Chicken Breasts | 2, thinly cut | |
Flour | 3 tbsp. | |
Salt | 1/2 teaspoon | |
Pepper | 1/4 teaspoon | |
Egg | 1 | |
Milk | 1 tbsp. | |
Olive Oil | 1/8 cup |
Butter | 2 tbsp. | |
Lemon | 1/2, sliced thin | |
Flour | 1/2 tbsp. | |
White Wine | 1/4 cup | |
Chicken Broth | 1/2 cup | |
Lemon Juice | 1/2 tbsp. | |
Parsley | 1 tbsp. | |
Salt & Pepper | To taste |
To begin making chicken Francese, place cutlets in between plastic wrap or parchment paper and pound with mallet to create even, thin cutlets.
Place flour, salt, pepper in a bowl and mix.
Place egg and milk in another bowl and whisk.
Heat olive oil in large pan over medium heat.
Dredge cutlets in flour, then dip in egg.
Place cutlets in hot pan spaced out, in a single layer. Cook 4 minutes per side, or until golden brown.
Remove chicken from pan and cover to keep warm.
Wipe out the pan with a paper towel.
Heat 1 tbsp. of butter in the pan over medium heat.
Add lemon slices. Cook for 3 minutes, or until browned. Then remove from pan.

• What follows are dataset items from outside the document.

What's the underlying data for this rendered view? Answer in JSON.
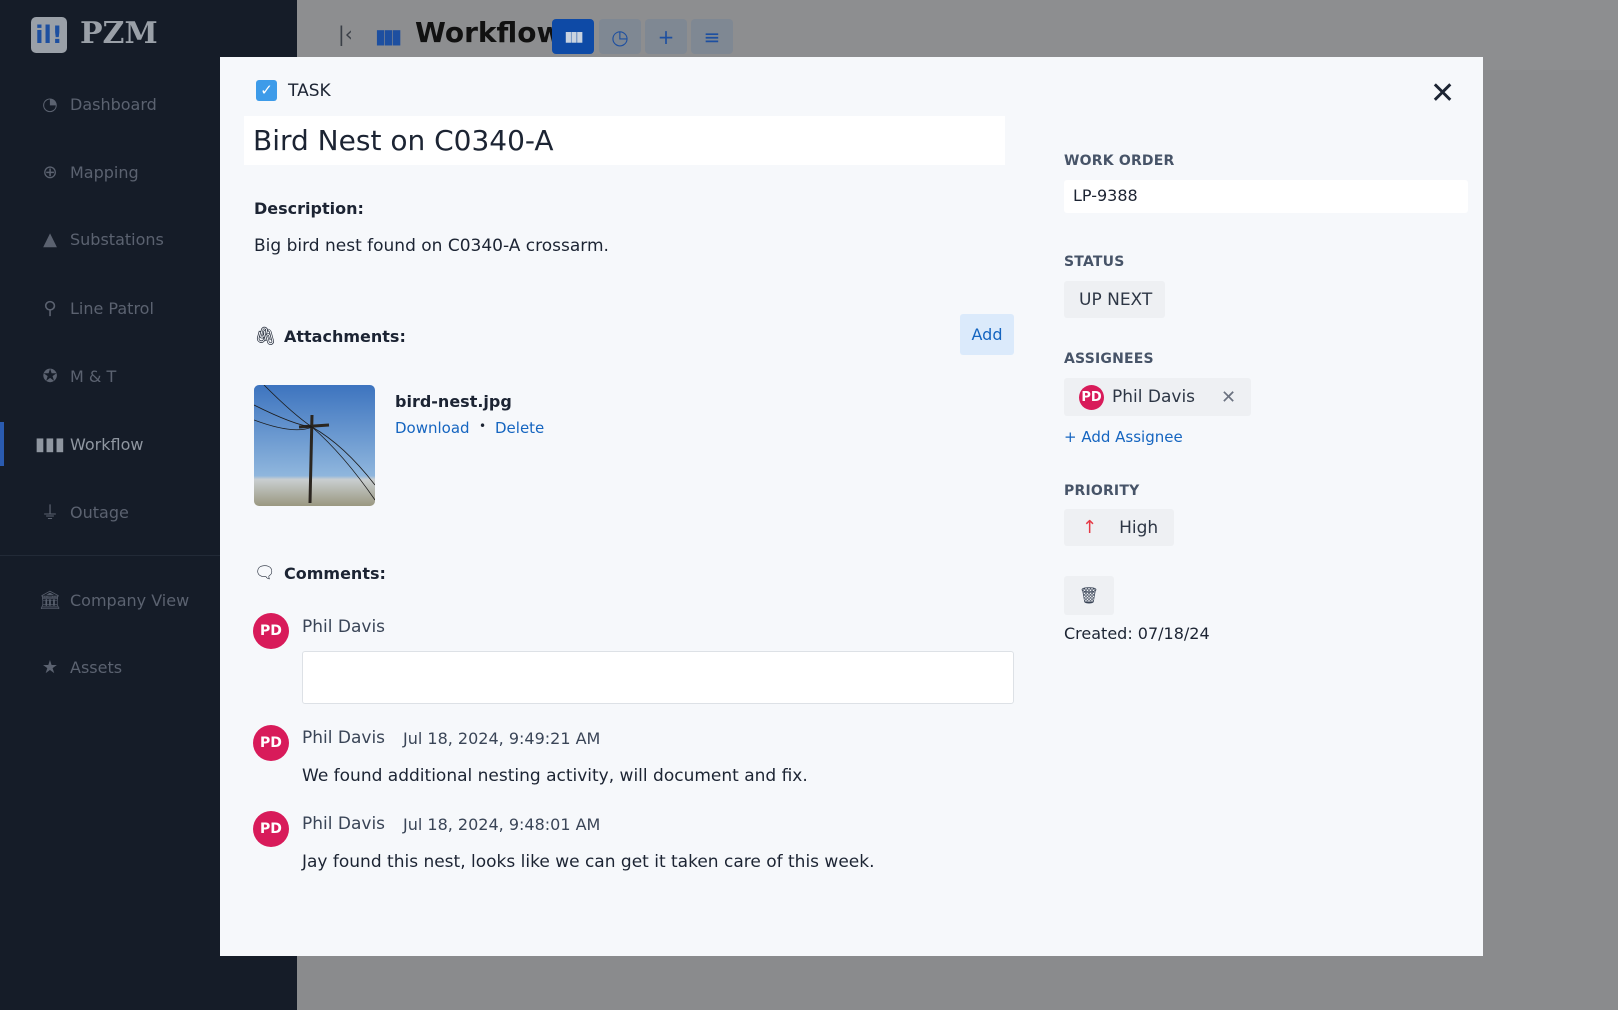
{
  "app": {
    "name": "PZM",
    "logo_glyph": "il!"
  },
  "sidebar": {
    "items": [
      {
        "label": "Dashboard",
        "icon": "gauge-icon"
      },
      {
        "label": "Mapping",
        "icon": "globe-icon"
      },
      {
        "label": "Substations",
        "icon": "warning-icon"
      },
      {
        "label": "Line Patrol",
        "icon": "route-icon"
      },
      {
        "label": "M & T",
        "icon": "badge-check-icon"
      },
      {
        "label": "Workflow",
        "icon": "columns-icon",
        "active": true
      },
      {
        "label": "Outage",
        "icon": "plug-icon"
      },
      {
        "label": "Company View",
        "icon": "bank-icon"
      },
      {
        "label": "Assets",
        "icon": "star-icon"
      }
    ]
  },
  "header": {
    "title": "Workflow",
    "buttons": [
      "board-view",
      "history",
      "add",
      "filter"
    ]
  },
  "task": {
    "type_label": "TASK",
    "title": "Bird Nest on C0340-A",
    "description_label": "Description:",
    "description": "Big bird nest found on C0340-A crossarm.",
    "attachments_label": "Attachments:",
    "add_label": "Add",
    "attachment": {
      "filename": "bird-nest.jpg",
      "download": "Download",
      "separator": "•",
      "delete": "Delete"
    },
    "comments_label": "Comments:",
    "current_user": {
      "initials": "PD",
      "name": "Phil Davis"
    },
    "comment_placeholder": "",
    "comments": [
      {
        "initials": "PD",
        "author": "Phil Davis",
        "date": "Jul 18, 2024, 9:49:21 AM",
        "text": "We found additional nesting activity, will document and fix."
      },
      {
        "initials": "PD",
        "author": "Phil Davis",
        "date": "Jul 18, 2024, 9:48:01 AM",
        "text": "Jay found this nest, looks like we can get it taken care of this week."
      }
    ]
  },
  "details": {
    "work_order_label": "WORK ORDER",
    "work_order": "LP-9388",
    "status_label": "STATUS",
    "status": "UP NEXT",
    "assignees_label": "ASSIGNEES",
    "assignees": [
      {
        "initials": "PD",
        "name": "Phil Davis"
      }
    ],
    "add_assignee": "Add Assignee",
    "priority_label": "PRIORITY",
    "priority": "High",
    "created": "Created: 07/18/24"
  },
  "colors": {
    "accent": "#1565c0",
    "avatar": "#d81b5a",
    "priority_high": "#e53945",
    "sidebar": "#151c28"
  }
}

Heat another tbsp. of butter to the pan and cook until melted.
Add the flour and cook for 1 minutes, stirring often.
Pour in wine and simmer for 2 minutes.
Add chicken broth and simmer for 5 minutes, or until sauce as thickened.
Stir in lemon juice, season with salt and pepper.
Return chicken to the pan. Spoon sauce over cutlets, then top with cooked lemon slices.
Sprinkle with parsley, serve Chicken Francese immediately.